Consider the following example.

package demo;

public class App {
  public static void main( String[] args ) {
    cleverSwap();
  }

  public static void cleverSwap() {
    int x = 1984;  // (0x7c0)
    int y = 2001;  // (0x7d1)
    x ^= y ^= x ^= y;
    System.out.printf( "x = %d; y = %d%n", x, y );
  }
}

Unfortunately the above swap variables trick does not work in Java.

x = 0; y = 1984

This example was taken from PUZZLE 7: SWAP MEAT in Java™ Puzzlers: Traps, Pitfalls, and Corner Cases.

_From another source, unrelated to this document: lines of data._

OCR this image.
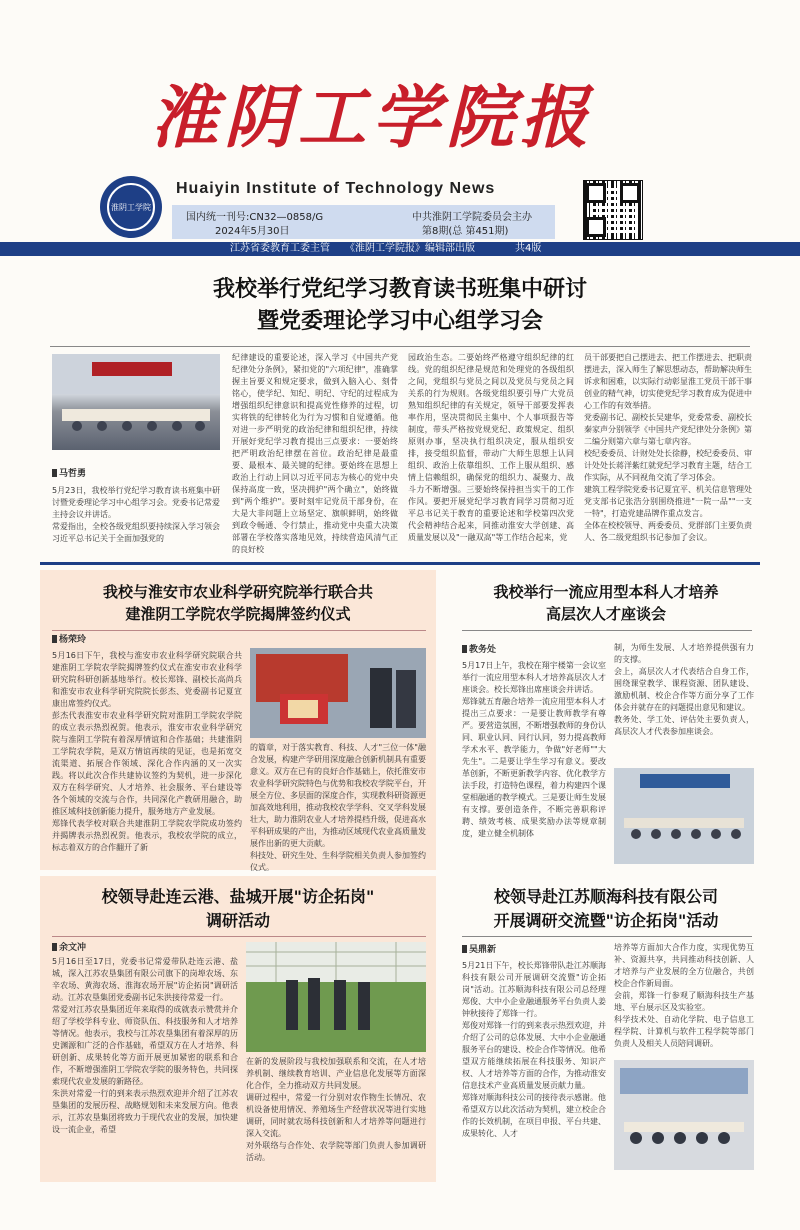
淮阴工学院报
淮阴工学院
Huaiyin Institute of Technology News
国内统一刊号:CN32—0858/G
2024年5月30日
中共淮阴工学院委员会主办
第8期(总 第451期)
江苏省委教育工委主管　　《淮阴工学院报》编辑部出版　　　　共4版
我校举行党纪学习教育读书班集中研讨
暨党委理论学习中心组学习会
马哲勇
5月23日，我校举行党纪学习教育读书班集中研讨暨党委理论学习中心组学习会。党委书记常爱主持会议并讲话。
常爱指出，全校各级党组织要持续深入学习领会习近平总书记关于全面加强党的
纪律建设的重要论述，深入学习《中国共产党纪律处分条例》，紧扣党的"六项纪律"，准确掌握主旨要义和规定要求，做到入脑入心、刻骨铭心，使学纪、知纪、明纪、守纪的过程成为增强组织纪律意识和提高党性修养的过程，切实将铁的纪律转化为行为习惯和自觉遵循。他对进一步严明党的政治纪律和组织纪律，持续开展好党纪学习教育提出三点要求：一要始终把严明政治纪律摆在首位。政治纪律是最重要、最根本、最关键的纪律。要始终在思想上政治上行动上同以习近平同志为核心的党中央保持高度一致，坚决拥护"两个确立"，始终做到"两个维护"。要时刻牢记党员干部身份，在大是大非问题上立场坚定、旗帜鲜明，始终做到政令畅通、令行禁止，推动党中央重大决策部署在学校落实落地见效，持续营造风清气正的良好校
园政治生态。二要始终严格遵守组织纪律的红线。党的组织纪律是规范和处理党的各级组织之间，党组织与党员之间以及党员与党员之间关系的行为规则。各级党组织要引导广大党员熟知组织纪律的有关规定，领导干部要发挥表率作用，坚决贯彻民主集中、个人事项报告等制度，带头严格按党规党纪、政策规定、组织原则办事，坚决执行组织决定，服从组织安排，接受组织监督，带动广大师生思想上认同组织、政治上依靠组织、工作上服从组织、感情上信赖组织，确保党的组织力、凝聚力、战斗力不断增强。三要始终保持担当实干的工作作风。要把开展党纪学习教育同学习贯彻习近平总书记关于教育的重要论述和学校第四次党代会精神结合起来，同推动淮安大学创建、高质量发展以及"一融双高"等工作结合起来，党
员干部要把自己摆进去、把工作摆进去、把职责摆进去，深入师生了解思想动态，帮助解决师生诉求和困难，以实际行动彰显淮工党员干部干事创业的精气神，切实使党纪学习教育成为促进中心工作的有效举措。
党委副书记、副校长吴建华，党委常委、副校长秦家声分别领学《中国共产党纪律处分条例》第二编分则第六章与第七章内容。
校纪委委员、计财处处长徐静，校纪委委员、审计处处长蒋洋紫红就党纪学习教育主题，结合工作实际，从不同视角交流了学习体会。
建筑工程学院党委书记夏宜平、机关信息管理处党支部书记张浩分别围绕推进"一院一品""一支一特"，打造党建品牌作重点发言。
全体在校校领导、两委委员、党群部门主要负责人、各二级党组织书记参加了会议。
我校与淮安市农业科学研究院举行联合共
建淮阴工学院农学院揭牌签约仪式
杨荣玲
5月16日下午，我校与淮安市农业科学研究院联合共建淮阴工学院农学院揭牌签约仪式在淮安市农业科学研究院科研创新基地举行。校长郑锋、副校长高尚兵和淮安市农业科学研究院院长彭杰、党委副书记夏宣康出席签约仪式。
彭杰代表淮安市农业科学研究院对淮阴工学院农学院的成立表示热烈祝贺。他表示，淮安市农业科学研究院与淮阴工学院有着深厚情谊和合作基础；共建淮阴工学院农学院，是双方情谊再续的见证，也是拓宽交流渠道、拓展合作领域、深化合作内涵的又一次实践。将以此次合作共建协议签约为契机，进一步深化双方在科学研究、人才培养、社会服务、平台建设等各个领域的交流与合作，共同深化产教研用融合，助推区域科技创新能力提升，服务地方产业发展。
郑锋代表学校对联合共建淮阴工学院农学院成功签约并揭牌表示热烈祝贺。他表示，我校农学院的成立，标志着双方的合作翻开了新
的篇章，对于落实教育、科技、人才"三位一体"融合发展，构建产学研用深度融合创新机制具有重要意义。双方在已有的良好合作基础上，依托淮安市农业科学研究院特色与优势和我校农学院平台，开展全方位、多层面的深度合作，实现教科研资源更加高效地利用，推动我校农学学科、交叉学科发展壮大，助力淮阴农业人才培养提档升级，促进高水平科研成果的产出，为推动区域现代农业高质量发展作出新的更大贡献。
科技处、研究生处、生科学院相关负责人参加签约仪式。
我校举行一流应用型本科人才培养
高层次人才座谈会
教务处
5月17日上午，我校在翔宇楼第一会议室举行一流应用型本科人才培养高层次人才座谈会。校长郑锋出席座谈会并讲话。
郑锋就五育融合培养一流应用型本科人才提出三点要求：一是要让教师教学有尊严。要营造氛围，不断增强教师的身份认同、职业认同、同行认同，努力提高教师学术水平、教学能力，争做"好老师""大先生"。二是要让学生学习有意义。要改革创新，不断更新教学内容、优化教学方法手段，打造特色课程，着力构建四个课堂相融通的教学模式。三是要让师生发展有支撑。要创造条件，不断完善职称评聘、绩效考核、成果奖励办法等规章制度，建立健全机制体
制，为师生发展、人才培养提供强有力的支撑。
会上，高层次人才代表结合自身工作，围绕课堂教学、课程资源、团队建设、激励机制、校企合作等方面分享了工作体会并就存在的问题提出意见和建议。
教务处、学工处、评估处主要负责人，高层次人才代表参加座谈会。
校领导赴连云港、盐城开展"访企拓岗"
调研活动
余文冲
5月16日至17日，党委书记常爱带队赴连云港、盐城，深入江苏农垦集团有限公司旗下的岗埠农场、东辛农场、黄海农场、淮海农场开展"访企拓岗"调研活动。江苏农垦集团党委副书记朱洪接待常爱一行。
常爱对江苏农垦集团近年来取得的成就表示赞赏并介绍了学校学科专业、师资队伍、科技服务和人才培养等情况。他表示，我校与江苏农垦集团有着深厚的历史渊源和广泛的合作基础，希望双方在人才培养、科研创新、成果转化等方面开展更加紧密的联系和合作，不断增强淮阴工学院农学院的服务特色，共同探索现代农业发展的新路径。
朱洪对常爱一行的到来表示热烈欢迎并介绍了江苏农垦集团的发展历程、战略规划和未来发展方向。他表示，江苏农垦集团将致力于现代农业的发展，加快建设一流企业，希望
在新的发展阶段与我校加强联系和交流，在人才培养机制、继续教育培训、产业信息化发展等方面深化合作，全力推动双方共同发展。
调研过程中，常爱一行分别对农作物生长情况、农机设备使用情况、养殖场生产经营状况等进行实地调研，同时就农场科技创新和人才培养等问题进行深入交流。
对外联络与合作处、农学院等部门负责人参加调研活动。
校领导赴江苏顺海科技有限公司
开展调研交流暨"访企拓岗"活动
吴鼎新
5月21日下午，校长郑锋带队赴江苏顺海科技有限公司开展调研交流暨"访企拓岗"活动。江苏顺海科技有限公司总经理郑俊、大中小企业融通服务平台负责人姜钟秋接待了郑锋一行。
郑俊对郑锋一行的到来表示热烈欢迎，并介绍了公司的总体发展、大中小企业融通服务平台的建设、校企合作等情况。他希望双方能继续拓展在科技服务、知识产权、人才培养等方面的合作，为推动淮安信息技术产业高质量发展贡献力量。
郑锋对顺海科技公司的接待表示感谢。他希望双方以此次活动为契机，建立校企合作的长效机制，在项目申报、平台共建、成果转化、人才
培养等方面加大合作力度，实现优势互补、资源共享，共同推动科技创新、人才培养与产业发展的全方位融合，共创校企合作新局面。
会前，郑锋一行参观了顺海科技生产基地、平台展示区及实验室。
科学技术处、自动化学院、电子信息工程学院、计算机与软件工程学院等部门负责人及相关人员陪同调研。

Long ago, when central processing units had few registers, it was discovered that one could avoid the use of a temporary variable by taking advantage of the property of the exclusive OR operator (^) that (x ^ y ^ x) == y

This idiom was used in the C programming language and from there made its way into C++ but is not guaranteed to work in either of these languages. It is guaranteed not to work in Java. The Java language specification says that operands of operators are evaluated from left to right (JLS 15.7). To evaluate the expression x ^= expr, the value of x is sampled before expr is evaluated, and the exclusive OR of these two values is assigned to the variable x (JLS 15.26.2). In the cleverSwap() function, the variable x is sampled twice—once for each appearance in the expression—but both samplings occur before any assignments.